Ronald Safdieh, one of the instructors of Torah discusses of the keen Talmudic students who’re ready to become a Rabbi. While he needs to work out on some of the serious issues like learning the rules about the meat and the milk, it is not possible form him to ascertain it in practice if not shown in real terms. Eating the meat is a great concern for the Jewish religion and if one is not aware of all the rules of slaughtering it, and milk spilled on, then that’s breaking the law and is a miserable sin. A student might be a learned Jewish scholar who has the knowledge of all the intricate laws, but without being aware of the practices, all the knowledge holds no value.
Even the experts accept the fact that there’s a lack of qualified instructors like Ronald Safdieh who can teach these things on a practical level. The only means of learning the Torah is done via a Talmud page where the student learns and attains the qualification by just regurgitating the materials off by heart. But life is all about seeing, knowing and doing how the things work. Just going through some of the pages of a text book won’t help in dealing with life.
For the Jewish families to bear the learnings of the Torah into their children, it is quintessential to develop the practice right from their childhood. By Judaic it doesn’t mean just the products that represent it like the Kiddush cups or the Sedar plates. To excite the children about the religion, it is necessary to set their very lifestyle within the religion itself. There are multiple books available that would excite them and help them to increase their interest in the religion.

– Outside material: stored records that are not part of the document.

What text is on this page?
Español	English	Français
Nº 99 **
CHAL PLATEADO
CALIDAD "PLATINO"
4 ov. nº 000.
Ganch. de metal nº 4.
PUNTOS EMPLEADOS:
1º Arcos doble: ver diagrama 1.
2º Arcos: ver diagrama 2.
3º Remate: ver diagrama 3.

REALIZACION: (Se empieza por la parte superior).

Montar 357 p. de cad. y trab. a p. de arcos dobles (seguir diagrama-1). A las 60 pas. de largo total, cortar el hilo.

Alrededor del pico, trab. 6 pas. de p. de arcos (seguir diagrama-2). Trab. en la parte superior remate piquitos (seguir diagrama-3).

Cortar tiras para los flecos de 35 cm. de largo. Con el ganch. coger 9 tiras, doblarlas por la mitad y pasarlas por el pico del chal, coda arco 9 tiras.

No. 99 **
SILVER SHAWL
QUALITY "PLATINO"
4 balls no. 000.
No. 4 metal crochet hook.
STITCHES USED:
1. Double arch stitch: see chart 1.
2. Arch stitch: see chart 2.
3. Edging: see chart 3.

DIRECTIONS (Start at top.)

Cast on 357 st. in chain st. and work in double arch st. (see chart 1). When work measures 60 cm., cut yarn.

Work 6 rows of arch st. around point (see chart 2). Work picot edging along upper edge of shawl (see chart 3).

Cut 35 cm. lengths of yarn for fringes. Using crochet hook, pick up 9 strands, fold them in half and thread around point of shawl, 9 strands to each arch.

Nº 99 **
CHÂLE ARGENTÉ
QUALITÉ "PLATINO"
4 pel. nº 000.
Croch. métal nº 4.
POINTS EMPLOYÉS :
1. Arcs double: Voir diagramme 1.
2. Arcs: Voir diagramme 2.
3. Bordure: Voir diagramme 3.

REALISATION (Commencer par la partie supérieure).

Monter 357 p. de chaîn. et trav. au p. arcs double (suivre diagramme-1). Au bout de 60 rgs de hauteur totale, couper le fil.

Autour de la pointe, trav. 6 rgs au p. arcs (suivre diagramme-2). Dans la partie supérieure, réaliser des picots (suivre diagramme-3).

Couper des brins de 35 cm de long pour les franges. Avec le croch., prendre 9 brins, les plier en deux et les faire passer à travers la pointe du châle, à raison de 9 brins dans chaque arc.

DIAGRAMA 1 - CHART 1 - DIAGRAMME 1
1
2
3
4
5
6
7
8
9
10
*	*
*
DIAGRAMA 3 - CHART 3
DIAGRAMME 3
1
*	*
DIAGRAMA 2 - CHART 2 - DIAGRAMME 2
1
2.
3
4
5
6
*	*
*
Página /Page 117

Ronald Safdieh believes that some religious jargons won’t help in making these kids aware of the laws of Torah, because only knowing them off by heart won’t help. Rather, the children should start living within the religion. To them the viability of these laws should reach in form of stories so that it remains intact in their memory. Getting them accustomed with the Judaic wardrobe would also help them to be accustomed with the practices.
Torah is life and the Jewish people learn to live this life and must cleave to it. It is the fitting Torah instructors like Safdieh who can actually internalize these concepts and share it to the entire community. Mere theoretical concepts would be tough enough to grasp, rather the five senses must get involved in the learning process to know how it works.